Seasons don’t just apply to fruits and vegetables but to other produce as well. April is the start of the long crab season, which ends in December. There are so many ways to enjoy crab – in salads, open sandwiches or whole-wheat pasta salads, a great option for lighter meals choices after the long winter. Containing the complex B vitamins, as well as iron and zinc, crab is also a good source of trace minerals.
The last month of spring, May, brings with it a great British favourite: rhubarb, which is versatile enough for ‘comfort food’ puddings as well as working extremely well with meat.
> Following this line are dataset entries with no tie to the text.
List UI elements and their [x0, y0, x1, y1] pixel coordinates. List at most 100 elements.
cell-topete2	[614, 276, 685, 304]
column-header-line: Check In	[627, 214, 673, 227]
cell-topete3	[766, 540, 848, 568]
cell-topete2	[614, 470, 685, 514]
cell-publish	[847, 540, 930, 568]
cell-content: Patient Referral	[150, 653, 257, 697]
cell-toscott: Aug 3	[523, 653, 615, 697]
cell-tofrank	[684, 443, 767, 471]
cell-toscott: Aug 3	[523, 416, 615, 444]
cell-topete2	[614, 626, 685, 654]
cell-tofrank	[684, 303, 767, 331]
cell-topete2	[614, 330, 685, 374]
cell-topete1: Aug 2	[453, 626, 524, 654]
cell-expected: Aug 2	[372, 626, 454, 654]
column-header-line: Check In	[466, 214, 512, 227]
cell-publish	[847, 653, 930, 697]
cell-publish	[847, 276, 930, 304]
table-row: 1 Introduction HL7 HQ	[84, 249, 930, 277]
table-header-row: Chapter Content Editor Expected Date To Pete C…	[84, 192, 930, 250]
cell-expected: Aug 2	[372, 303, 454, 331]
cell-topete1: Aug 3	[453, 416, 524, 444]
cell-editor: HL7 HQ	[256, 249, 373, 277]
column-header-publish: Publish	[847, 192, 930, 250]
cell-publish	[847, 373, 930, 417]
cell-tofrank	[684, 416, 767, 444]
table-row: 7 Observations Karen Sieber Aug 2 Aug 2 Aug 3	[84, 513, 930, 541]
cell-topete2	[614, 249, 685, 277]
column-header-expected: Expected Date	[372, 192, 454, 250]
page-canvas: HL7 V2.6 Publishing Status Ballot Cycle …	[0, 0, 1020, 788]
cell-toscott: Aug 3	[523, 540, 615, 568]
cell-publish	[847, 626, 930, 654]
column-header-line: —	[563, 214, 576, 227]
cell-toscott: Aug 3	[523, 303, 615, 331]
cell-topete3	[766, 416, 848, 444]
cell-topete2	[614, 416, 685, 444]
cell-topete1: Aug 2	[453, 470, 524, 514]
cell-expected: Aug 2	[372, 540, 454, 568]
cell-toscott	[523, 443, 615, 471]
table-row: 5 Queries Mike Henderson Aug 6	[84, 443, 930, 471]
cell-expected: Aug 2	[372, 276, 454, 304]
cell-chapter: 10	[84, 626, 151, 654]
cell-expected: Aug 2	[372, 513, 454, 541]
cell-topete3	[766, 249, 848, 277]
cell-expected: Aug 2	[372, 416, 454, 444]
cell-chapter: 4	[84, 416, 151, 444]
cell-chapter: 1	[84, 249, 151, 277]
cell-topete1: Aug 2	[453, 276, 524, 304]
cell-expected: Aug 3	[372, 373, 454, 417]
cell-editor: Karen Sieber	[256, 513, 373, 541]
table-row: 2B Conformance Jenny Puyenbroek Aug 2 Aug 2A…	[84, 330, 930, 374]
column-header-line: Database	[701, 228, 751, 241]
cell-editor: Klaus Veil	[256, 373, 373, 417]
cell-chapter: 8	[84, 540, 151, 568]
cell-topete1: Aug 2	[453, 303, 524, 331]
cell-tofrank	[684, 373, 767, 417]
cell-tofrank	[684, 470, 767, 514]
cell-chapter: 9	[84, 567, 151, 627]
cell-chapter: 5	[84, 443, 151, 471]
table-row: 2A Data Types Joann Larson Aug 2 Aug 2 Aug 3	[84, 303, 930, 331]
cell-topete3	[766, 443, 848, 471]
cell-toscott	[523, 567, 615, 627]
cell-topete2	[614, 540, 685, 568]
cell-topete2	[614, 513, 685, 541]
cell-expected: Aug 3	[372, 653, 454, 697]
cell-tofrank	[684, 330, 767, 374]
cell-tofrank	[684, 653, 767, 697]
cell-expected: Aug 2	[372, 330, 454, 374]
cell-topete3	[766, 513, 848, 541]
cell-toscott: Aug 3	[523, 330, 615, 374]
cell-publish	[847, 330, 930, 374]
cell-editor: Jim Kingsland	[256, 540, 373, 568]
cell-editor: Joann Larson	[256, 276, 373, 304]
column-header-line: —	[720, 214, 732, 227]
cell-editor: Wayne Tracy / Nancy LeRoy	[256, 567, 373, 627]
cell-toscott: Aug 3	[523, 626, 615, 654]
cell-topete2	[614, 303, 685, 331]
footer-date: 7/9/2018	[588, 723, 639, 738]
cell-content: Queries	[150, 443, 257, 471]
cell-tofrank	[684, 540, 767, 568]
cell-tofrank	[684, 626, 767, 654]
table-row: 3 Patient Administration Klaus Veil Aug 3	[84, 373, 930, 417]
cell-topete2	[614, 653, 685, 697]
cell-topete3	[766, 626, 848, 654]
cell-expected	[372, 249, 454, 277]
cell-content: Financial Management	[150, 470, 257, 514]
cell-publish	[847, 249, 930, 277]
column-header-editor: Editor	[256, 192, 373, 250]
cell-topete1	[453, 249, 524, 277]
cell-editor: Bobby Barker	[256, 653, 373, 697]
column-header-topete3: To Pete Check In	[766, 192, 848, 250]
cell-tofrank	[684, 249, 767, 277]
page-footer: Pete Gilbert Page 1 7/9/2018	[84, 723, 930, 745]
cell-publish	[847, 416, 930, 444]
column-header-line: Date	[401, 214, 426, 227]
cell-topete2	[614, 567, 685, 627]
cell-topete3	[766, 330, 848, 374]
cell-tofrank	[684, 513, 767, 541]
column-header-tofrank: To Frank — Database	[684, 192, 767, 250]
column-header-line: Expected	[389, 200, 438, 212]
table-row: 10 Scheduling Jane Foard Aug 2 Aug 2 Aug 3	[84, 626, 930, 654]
If all of the above seems a bit overwhelming, don’t despair! There are so many seasonal fruits and vegetables to choose from all year around, you don’t have to remember them all. Local markets will tend to stock what is in season as it’s cheaper and easier for them to get. Sometimes it’s worth just popping into your local grocer and seeing what’s on offer – leave the list at home, and be guided by the great produce. Alternatively if you prefer to know what’s in season before you go shopping, take a look at the BBC Good Food site, which is a great source of information on seasonal food shopping.
Finally - whatever you do, remember that in preparing your seasonal produce, less is more. Wherever possible, eat it raw – in a salad, or with a dip – otherwise just the lightest steaming or grilling to bring out its flavour, maybe with an added squeeze of lemon and a pinch of salt - you’re now ready to eat the seasons!